Sam Elliott has called 'The Power of the Dog' a "piece of s***".
The 77-year-old actor - who is known for having starred in a string of Western films himself - was not impressed when he saw the Oscar-nominated Netflix drama starring Benedict Cumberbatch as a closeted ranch owner in the 1920s alongside Kodi Smit McPhee and Kirsten Dunst.
He said: "You wanna talk about that piece of s***. I didn't like it. This is is the guy who has done Westerns forever. It was the evisceration of the American West. Remember those guys from back in the day? They wear bow ties and not much else.[The Chippendales] That’s what all these f****** cowboys in that movie looked like. They’re running around in chaps and no shirts There’s all these allusions of homosexuality throughout the movie."

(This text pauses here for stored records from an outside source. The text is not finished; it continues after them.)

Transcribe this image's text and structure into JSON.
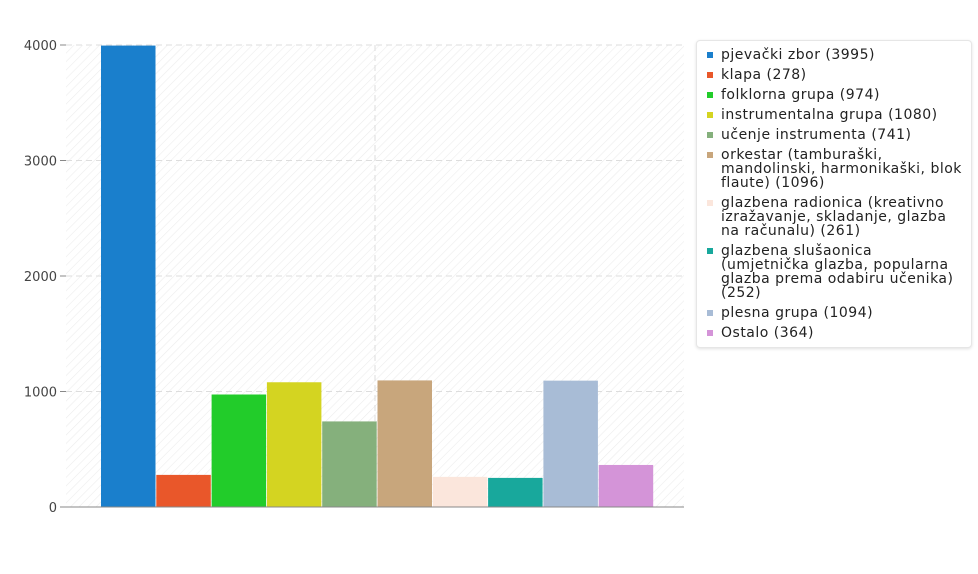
{
  "chart_data": {
    "type": "bar",
    "categories": [
      "pjevački zbor (3995)",
      "klapa (278)",
      "folklorna grupa (974)",
      "instrumentalna grupa (1080)",
      "učenje instrumenta (741)",
      "orkestar (tamburaški, mandolinski, harmonikaški, blok flaute) (1096)",
      "glazbena radionica (kreativno izražavanje, skladanje, glazba na računalu) (261)",
      "glazbena slušaonica (umjetnička glazba, popularna glazba prema odabiru učenika) (252)",
      "plesna grupa (1094)",
      "Ostalo (364)"
    ],
    "values": [
      3995,
      278,
      974,
      1080,
      741,
      1096,
      261,
      252,
      1094,
      364
    ],
    "colors": [
      "#1a7fcc",
      "#e9572a",
      "#22cc2a",
      "#d4d421",
      "#85b07c",
      "#c8a67c",
      "#fbe6dc",
      "#18a89c",
      "#a8bcd6",
      "#d494d8"
    ],
    "yticks": [
      0,
      1000,
      2000,
      3000,
      4000
    ],
    "ylim": [
      0,
      4000
    ],
    "title": "",
    "xlabel": "",
    "ylabel": "",
    "grid": true,
    "legend_position": "right"
  }
}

Sam then took aim at Benedict Cumberbatch, complaining that the 'Sherlock' star for "never getting out of his chaps" in the movie as he questioned "where the Western" was in the movie.

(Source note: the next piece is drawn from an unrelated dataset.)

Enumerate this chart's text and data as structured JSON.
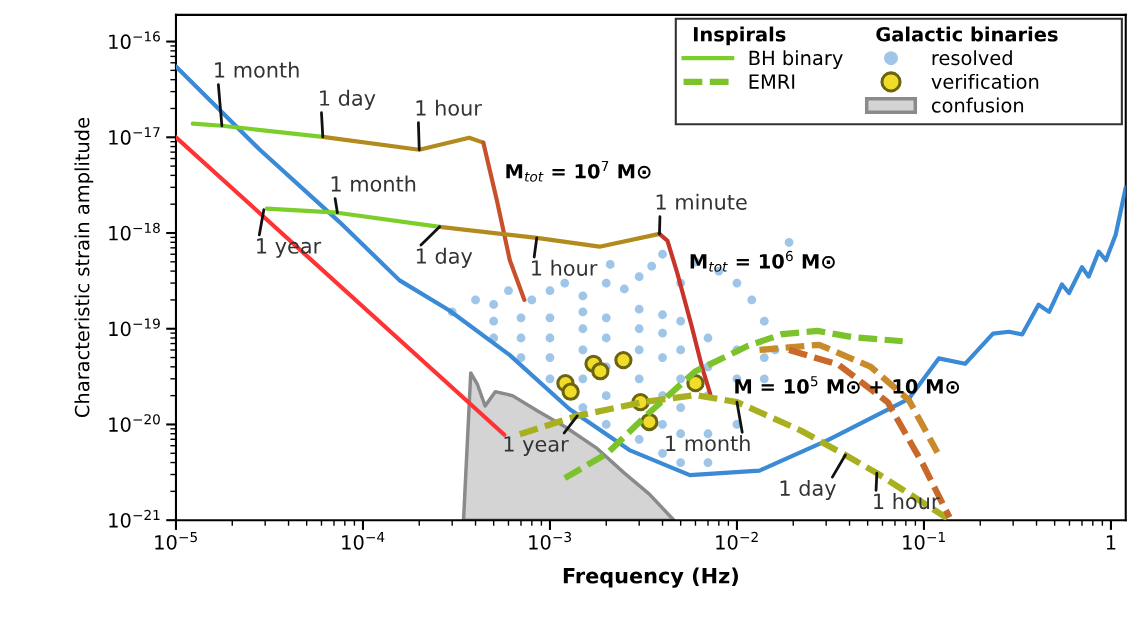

He said: "Where’s the Western in this Western? I mean, Cumberbatch never got out of his f****** chaps. He had two pairs of chaps — a woolly pair and a leather pair. And every f****** time he would walk in from somewhere — he never was on a horse, maybe once — he’d walk into the f****** house, storm up the fucking stairs, go lay in his bed in his chaps and play his banjo. It’s like, what the f***!"
The 'Tombstone' star went on to blast the film's director Jane Campion for choosing to shoot the Montana-based story in her home country of New Zealand and questioned her suitability to helm the project in the first place.
Speaking on the 'WTF' podcast, he added: "What the fuck does this woman from down there know about the American West? Why the f*** did she shoot this movie in New Zealand and call it Montana? And say this is the way it was? That f****** rubbed me the wrong way!"